Sarah May, IBMS Deputy Chief Executive, says that in times of panic and hysteria, we need to look at the evidence and listen to the scientists.

At the time of writing this editorial, every news item and conversation seems to involve the coronavirus pandemic. It’s hardly surprising, because a pandemic is something most of us have never experienced and, in our health and safety-conscious culture, we are socially and mentally unprepared for something that has such potentially widespread risk to our freedom and wellbeing. Mass fatalities are something that happens to other people and societies, not us. Not here in our safe and sophisticated culture.

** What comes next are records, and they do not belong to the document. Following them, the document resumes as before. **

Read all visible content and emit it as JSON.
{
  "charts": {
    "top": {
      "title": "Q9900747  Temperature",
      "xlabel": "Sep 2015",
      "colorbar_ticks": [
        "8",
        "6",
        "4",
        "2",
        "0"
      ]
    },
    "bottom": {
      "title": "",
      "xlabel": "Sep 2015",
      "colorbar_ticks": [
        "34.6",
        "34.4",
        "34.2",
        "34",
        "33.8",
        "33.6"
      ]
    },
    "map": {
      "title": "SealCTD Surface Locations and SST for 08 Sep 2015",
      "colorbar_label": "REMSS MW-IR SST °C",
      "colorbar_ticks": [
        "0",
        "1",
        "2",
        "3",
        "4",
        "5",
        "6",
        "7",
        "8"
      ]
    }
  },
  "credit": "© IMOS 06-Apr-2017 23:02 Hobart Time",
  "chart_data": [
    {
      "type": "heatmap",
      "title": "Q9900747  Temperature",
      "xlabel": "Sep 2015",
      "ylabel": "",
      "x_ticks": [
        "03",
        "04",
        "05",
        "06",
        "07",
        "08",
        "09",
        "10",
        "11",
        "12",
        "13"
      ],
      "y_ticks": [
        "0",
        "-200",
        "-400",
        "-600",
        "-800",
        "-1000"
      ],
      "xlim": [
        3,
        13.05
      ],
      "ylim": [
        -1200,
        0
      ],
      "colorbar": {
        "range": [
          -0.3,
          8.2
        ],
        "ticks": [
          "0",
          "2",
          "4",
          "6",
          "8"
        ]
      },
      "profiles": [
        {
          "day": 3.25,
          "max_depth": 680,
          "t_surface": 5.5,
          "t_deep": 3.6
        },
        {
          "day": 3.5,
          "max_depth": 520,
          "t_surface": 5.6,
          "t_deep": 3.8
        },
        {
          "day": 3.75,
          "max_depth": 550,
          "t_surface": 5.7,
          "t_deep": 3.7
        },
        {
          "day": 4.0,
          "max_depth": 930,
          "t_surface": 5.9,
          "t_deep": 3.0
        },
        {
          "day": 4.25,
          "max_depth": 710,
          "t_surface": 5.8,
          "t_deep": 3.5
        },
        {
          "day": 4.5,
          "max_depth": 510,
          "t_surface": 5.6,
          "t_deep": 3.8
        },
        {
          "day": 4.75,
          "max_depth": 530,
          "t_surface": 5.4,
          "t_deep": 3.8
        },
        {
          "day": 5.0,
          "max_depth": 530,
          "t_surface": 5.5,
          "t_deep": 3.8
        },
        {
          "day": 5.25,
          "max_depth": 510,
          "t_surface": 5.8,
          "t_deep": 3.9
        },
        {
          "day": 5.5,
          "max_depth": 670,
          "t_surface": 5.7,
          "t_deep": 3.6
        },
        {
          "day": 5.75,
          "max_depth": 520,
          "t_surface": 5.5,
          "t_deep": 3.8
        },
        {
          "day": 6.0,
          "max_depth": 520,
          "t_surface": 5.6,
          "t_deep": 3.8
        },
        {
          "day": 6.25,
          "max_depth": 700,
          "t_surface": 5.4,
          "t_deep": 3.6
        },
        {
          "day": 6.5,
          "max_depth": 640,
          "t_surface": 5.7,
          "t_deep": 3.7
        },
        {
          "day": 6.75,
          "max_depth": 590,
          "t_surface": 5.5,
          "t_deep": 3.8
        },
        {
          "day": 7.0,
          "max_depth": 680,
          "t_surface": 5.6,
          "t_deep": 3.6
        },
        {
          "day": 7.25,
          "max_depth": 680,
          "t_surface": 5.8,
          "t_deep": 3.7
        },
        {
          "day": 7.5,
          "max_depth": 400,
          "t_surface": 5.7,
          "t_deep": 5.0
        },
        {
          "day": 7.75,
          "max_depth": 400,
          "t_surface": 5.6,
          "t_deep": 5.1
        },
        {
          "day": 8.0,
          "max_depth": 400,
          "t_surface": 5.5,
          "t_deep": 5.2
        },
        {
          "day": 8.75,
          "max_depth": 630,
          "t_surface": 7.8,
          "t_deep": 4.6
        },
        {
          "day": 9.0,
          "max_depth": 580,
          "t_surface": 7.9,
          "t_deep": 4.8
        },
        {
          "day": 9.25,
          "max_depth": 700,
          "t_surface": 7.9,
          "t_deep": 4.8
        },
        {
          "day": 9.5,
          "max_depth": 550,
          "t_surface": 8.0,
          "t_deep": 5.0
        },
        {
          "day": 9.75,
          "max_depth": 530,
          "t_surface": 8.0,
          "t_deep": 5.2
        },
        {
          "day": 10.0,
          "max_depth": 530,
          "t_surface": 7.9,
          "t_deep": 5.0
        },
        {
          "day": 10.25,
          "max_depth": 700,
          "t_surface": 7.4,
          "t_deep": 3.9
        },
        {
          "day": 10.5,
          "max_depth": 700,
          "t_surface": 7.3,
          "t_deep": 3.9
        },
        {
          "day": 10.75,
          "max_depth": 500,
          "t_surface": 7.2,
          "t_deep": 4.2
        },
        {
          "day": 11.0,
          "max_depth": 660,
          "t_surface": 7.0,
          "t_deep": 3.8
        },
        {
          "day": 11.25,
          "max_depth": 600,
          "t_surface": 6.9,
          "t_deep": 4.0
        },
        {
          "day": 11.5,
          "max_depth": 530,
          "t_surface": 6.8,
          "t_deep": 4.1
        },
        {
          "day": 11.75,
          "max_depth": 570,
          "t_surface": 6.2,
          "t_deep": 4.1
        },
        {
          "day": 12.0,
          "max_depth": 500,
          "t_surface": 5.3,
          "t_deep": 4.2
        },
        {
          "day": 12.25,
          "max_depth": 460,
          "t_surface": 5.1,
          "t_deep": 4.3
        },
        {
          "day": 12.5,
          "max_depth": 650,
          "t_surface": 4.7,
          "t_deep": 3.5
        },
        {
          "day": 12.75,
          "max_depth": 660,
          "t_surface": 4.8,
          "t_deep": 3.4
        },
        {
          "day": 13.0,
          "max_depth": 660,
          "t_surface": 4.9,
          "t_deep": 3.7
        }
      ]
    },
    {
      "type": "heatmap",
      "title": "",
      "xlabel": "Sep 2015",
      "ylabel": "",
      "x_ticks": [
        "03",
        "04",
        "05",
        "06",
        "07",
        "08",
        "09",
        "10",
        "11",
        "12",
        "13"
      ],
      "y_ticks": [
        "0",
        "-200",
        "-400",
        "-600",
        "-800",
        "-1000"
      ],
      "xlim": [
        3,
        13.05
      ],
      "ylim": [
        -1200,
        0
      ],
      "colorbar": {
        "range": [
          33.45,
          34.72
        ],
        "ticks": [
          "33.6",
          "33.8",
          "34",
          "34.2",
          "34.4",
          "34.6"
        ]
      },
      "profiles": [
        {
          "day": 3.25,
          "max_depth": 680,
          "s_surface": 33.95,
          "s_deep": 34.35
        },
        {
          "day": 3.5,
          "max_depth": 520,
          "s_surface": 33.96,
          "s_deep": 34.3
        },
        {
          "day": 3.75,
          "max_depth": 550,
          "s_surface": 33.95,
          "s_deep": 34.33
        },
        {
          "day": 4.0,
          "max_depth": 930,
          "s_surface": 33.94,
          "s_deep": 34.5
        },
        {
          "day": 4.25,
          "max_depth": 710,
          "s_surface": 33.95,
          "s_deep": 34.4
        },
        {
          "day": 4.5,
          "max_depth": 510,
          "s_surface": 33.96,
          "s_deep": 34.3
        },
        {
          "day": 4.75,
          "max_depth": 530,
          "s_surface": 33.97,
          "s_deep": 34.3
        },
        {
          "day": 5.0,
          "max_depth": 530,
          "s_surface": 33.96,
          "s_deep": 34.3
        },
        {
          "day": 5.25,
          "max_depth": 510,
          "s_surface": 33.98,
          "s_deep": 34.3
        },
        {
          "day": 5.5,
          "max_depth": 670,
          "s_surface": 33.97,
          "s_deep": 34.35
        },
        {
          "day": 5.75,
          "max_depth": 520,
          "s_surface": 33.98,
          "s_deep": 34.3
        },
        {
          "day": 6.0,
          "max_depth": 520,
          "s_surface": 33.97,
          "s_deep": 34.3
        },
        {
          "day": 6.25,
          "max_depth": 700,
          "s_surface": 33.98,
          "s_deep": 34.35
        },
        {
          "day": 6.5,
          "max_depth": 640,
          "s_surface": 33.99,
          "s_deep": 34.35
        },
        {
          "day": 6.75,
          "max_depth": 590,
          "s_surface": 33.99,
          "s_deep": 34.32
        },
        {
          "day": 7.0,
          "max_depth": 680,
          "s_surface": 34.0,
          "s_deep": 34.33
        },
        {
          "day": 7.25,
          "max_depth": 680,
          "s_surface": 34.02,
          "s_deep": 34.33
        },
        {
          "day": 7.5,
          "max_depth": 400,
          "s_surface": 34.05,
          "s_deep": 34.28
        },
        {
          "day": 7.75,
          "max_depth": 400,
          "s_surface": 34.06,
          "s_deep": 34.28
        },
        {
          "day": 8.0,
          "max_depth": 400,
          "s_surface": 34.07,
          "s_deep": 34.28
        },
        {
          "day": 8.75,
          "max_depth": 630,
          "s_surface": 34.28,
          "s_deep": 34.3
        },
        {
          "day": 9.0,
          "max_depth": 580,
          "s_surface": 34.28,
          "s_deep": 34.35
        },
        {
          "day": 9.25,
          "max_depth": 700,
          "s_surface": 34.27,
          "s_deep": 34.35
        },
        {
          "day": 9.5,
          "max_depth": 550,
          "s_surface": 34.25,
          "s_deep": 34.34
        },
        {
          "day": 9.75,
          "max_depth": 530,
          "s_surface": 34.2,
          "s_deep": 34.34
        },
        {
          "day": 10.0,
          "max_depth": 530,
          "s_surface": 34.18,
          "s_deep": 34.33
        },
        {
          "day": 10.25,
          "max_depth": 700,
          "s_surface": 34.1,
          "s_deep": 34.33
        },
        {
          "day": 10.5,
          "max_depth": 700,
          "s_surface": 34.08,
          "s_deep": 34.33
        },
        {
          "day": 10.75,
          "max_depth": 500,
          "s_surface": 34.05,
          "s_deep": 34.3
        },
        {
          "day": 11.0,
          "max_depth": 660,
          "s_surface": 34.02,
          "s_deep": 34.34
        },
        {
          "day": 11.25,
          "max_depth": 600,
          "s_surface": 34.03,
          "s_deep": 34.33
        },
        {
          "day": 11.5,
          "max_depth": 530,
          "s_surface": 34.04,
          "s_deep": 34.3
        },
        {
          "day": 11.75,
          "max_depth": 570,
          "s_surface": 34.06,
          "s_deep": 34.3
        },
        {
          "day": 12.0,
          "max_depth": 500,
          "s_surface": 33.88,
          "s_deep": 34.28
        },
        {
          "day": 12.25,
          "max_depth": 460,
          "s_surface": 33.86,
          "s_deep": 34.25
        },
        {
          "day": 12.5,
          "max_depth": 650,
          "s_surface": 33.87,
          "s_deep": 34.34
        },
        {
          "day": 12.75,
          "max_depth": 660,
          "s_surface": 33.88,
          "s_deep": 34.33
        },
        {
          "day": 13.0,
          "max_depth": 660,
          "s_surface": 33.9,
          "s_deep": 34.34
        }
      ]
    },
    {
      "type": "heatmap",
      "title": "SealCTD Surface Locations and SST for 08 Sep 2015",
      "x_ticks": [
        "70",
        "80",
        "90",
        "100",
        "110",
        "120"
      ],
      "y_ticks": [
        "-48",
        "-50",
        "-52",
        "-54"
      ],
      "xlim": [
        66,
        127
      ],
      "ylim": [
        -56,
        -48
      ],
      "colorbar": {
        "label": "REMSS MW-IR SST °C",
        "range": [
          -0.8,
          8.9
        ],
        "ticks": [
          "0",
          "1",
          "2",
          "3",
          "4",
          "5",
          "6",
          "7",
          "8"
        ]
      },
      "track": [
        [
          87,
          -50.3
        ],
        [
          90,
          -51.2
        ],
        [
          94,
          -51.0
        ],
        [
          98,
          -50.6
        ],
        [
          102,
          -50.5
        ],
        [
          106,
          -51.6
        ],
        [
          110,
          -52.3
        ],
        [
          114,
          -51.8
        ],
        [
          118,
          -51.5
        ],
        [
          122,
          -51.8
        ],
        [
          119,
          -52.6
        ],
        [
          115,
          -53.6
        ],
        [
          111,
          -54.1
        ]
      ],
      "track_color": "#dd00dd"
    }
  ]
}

For me, and many others, the most unnerving thing is the speed with which the infection prevalence, and accompanying government advice, is changing. I know that by the time this edition of The Biomedical Scientist is published, we will be in a different and more threatening situation than we are at this moment. If the scientific modelling is correct, we are only three weeks behind Italy in terms of disease spread and impact, and life is about to change beyond all recognition for most people. It is beginning to dawn on everyone that this is an exceptional situation that will last way beyond a couple of weeks and whose effects will be felt for months, if not years.

As usual, I am irritated by negative and sensationalist reporting; the general public, and journalists in particular, seem to have a major problem in accepting scientific and medical advice and seem to value the opinion of absolutely anyone over the scientific evidence of pandemic modelling. I wanted to applaud Jurgen Klopp who, when asked his opinion about the measures being taken to cancel sporting fixtures, responded: “I wear a baseball cap and have a bad shave. My opinion is really not important.” I believe that the best advice will be based on scientific evidence but unfortunately the actual actions may well be based on a mixture of public pressure and hysteria. I’m just waiting for the snake oil peddler to come motoring into town.

Unfortunately, the consequence of the hysterical reporting and doomsday prophets is the emergence of hoards of selfish individuals, building their own personal bunkers out of toilet rolls and hand sanitiser bottles. Thankfully, they are more than matched by those who are offering their services to help others more vulnerable in their communities and, as usual, our healthcare workers are rising to the challenge. I know the heroes will be the doctors and nurses but I’m hoping journalists will realise the massive contribution that our scientists are making to help in this unprecedented situation. What a contrast; the takers and the givers.

As a final thought, from the summit of my scientist’s soap box, has anyone else noticed that all disaster movies start with a scientist being ignored?